Second, the continuation of a “winner take all” approach to domestic politics increases the probability that Pakistan’s domestic violence and internal security dilemmas will grow. These divisions can badly impair Pakistan’s ability to address the upsurge in domestic violence, much of which appears to be connected to the presence on Pakistani soil of those who do not accept the writ of the state. 

Only a government that respects political diversity can tackle the sources of domestic unrest and violence in a sustained, effective way.  A mechanism exists to bridge civil-military divisions and to provide sufficient political backing to deal with Pakistan’s security dilemmas.  This mechanism is controversial and currently dysfunctional.  It is called the National Security CouncilThis mechanism could provide a necessary role for the political opposition to weigh in on national security decisions. 

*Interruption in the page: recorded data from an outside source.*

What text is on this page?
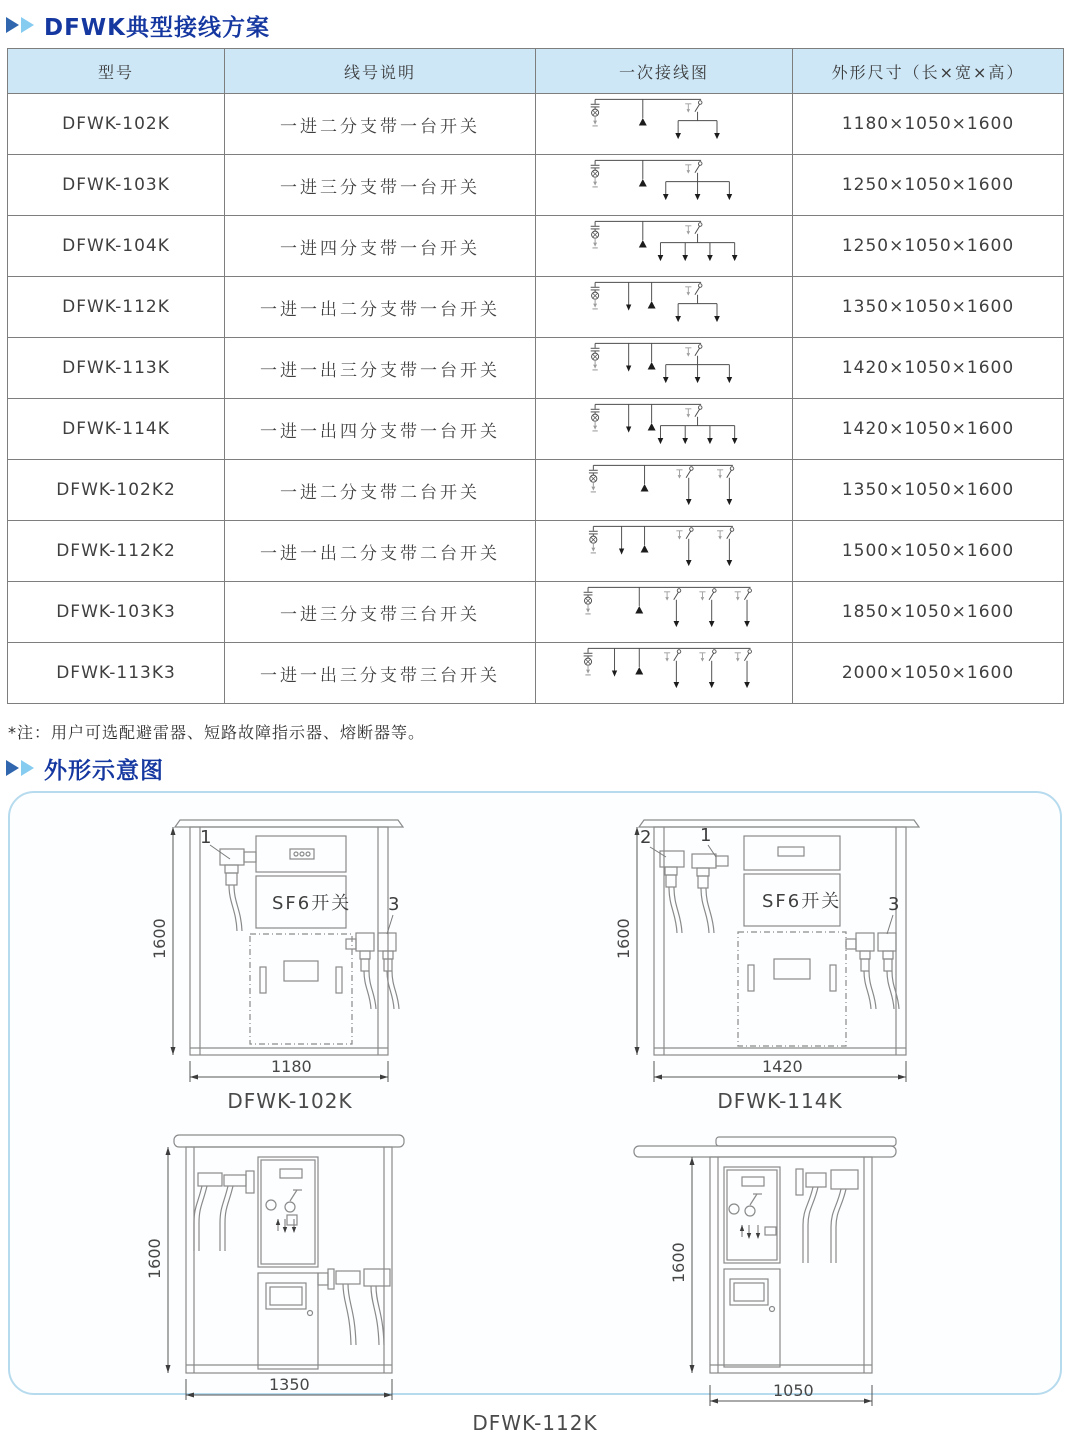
DFWK典型接线方案
型号	线号说明	一次接线图	外形尺寸（长×宽×高）
DFWK-102K	一进二分支带一台开关		1180×1050×1600
DFWK-103K	一进三分支带一台开关		1250×1050×1600
DFWK-104K	一进四分支带一台开关		1250×1050×1600
DFWK-112K	一进一出二分支带一台开关		1350×1050×1600
DFWK-113K	一进一出三分支带一台开关		1420×1050×1600
DFWK-114K	一进一出四分支带一台开关		1420×1050×1600
DFWK-102K2	一进二分支带二台开关		1350×1050×1600
DFWK-112K2	一进一出二分支带二台开关		1500×1050×1600
DFWK-103K3	一进三分支带三台开关		1850×1050×1600
DFWK-113K3	一进一出三分支带三台开关		2000×1050×1600
*注：用户可选配避雷器、短路故障指示器、熔断器等。
外形示意图
1
3
SF6开关
1600
1180
DFWK-102K
2	1
3
SF6开关
1600
1420
DFWK-114K
1600
1350
1600
1050
DFWK-112K
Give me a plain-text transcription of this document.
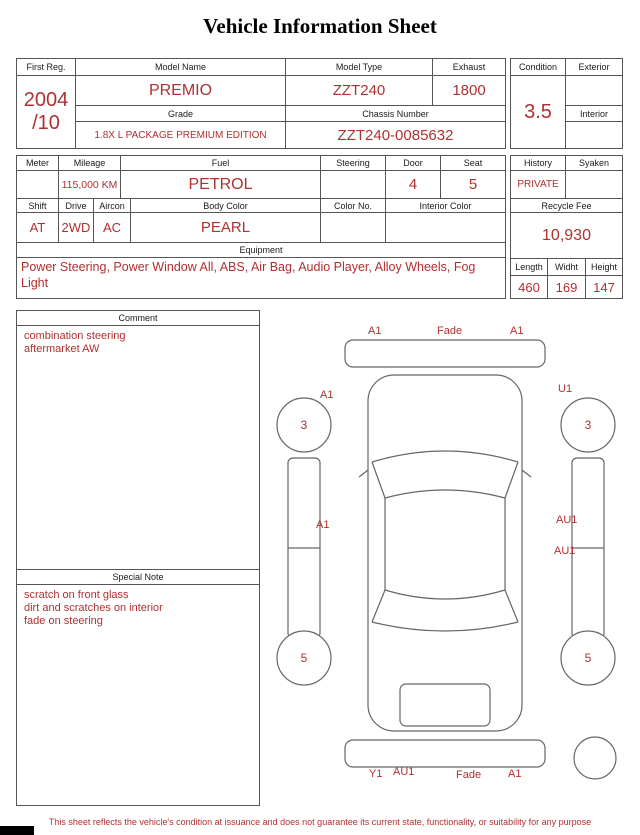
Vehicle Information Sheet
First Reg.	Model Name	Model Type	Exhaust

2004
/10	PREMIO	ZZT240	1800
	Grade	Chassis Number	
	1.8X L PACKAGE PREMIUM EDITION	ZZT240-0085632	
Condition	Exterior
3.5	
	Interior

Meter	Mileage		Fuel		Steering	Door	Seat
	115,000 KM		PETROL			4	5
Shift	Drive	Aircon		Body Color	Color No.	Interior Color	
AT	2WD	AC		PEARL			
Equipment							
Power Steering, Power Window All, ABS, Air Bag, Audio Player, Alloy Wheels, Fog Light							
History		Syaken	
PRIVATE			
Recycle Fee			
10,930			
Length	Widht		Height
460	169		147
Comment
combination steering
aftermarket AW
Special Note
scratch on front glass
dirt and scratches on interior
fade on steering
A1	Fade	A1
A1	U1
3	3
A1	AU1
AU1
5	5
Y1 AU1	Fade A1
This sheet reflects the vehicle's condition at issuance and does not guarantee its current state, functionality, or suitability for any purpose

We would not presume to suggest what modifications would be required for this mechanism to fulfill its potential.  This, too, might be a worthy topic of discussion and agreement among Pakistan’s political and military leaders.  Prior agreement on the composition, functions, and decision-making of a National Security Council could help ease the strains that lie ahead. 

Third, to help promote free and fair elections and the subsequent formation of a representative government, all major parties within Pakistan might agree in advance to invite election monitors from all nations that wish to help in this regard.  This proposal would entail no imposition or infringement of Pakistani sovereignty, since the purpose of election monitors from countries that wish Pakistan well in the West, the Islamic world, and elsewhere, would be narrowly confined to clarifying what all of Pakistan’s leaders insist that they want – free and fair elections.  The only imposition that would result from voluntarily inviting election monitors to enter Pakistan would be placed on those who wish to manipulate the polls.

Pakistan’s divisions will persist, and may well grow after the votes are counted.  These divisions can badly impair Pakistan’s ability to address internal security concerns.  The compacts discussed above could help reduce domestic friction resulting from political jockeying, but other sources of violence are likely to continue unabated.

Pakistan’s well-being, domestic tranquility and economic growth depend on reclaiming the nation’s right to make and enforce its own laws. Put another way, prosecuting extremists is not a favor that Pakistan does for the United States.  It is an obligation that Pakistani leaders undertake for the well-being of their country.

We understand that some might view these suggestions as unwarranted infringements on Pakistan’s national prerogatives.  Our intention is just the opposite.  We view these ideas as ways for Pakistan to become more in control of its own future.  If these ideas are seen as having merit, they may be favorably considered by Pakistan’s civil society and by political and military leaders.  If our ideas are deemed to be unrealistic or if they interfere with other agendas, they will have little weight.  Either way, the future of Pakistan lies in Pakistani hands.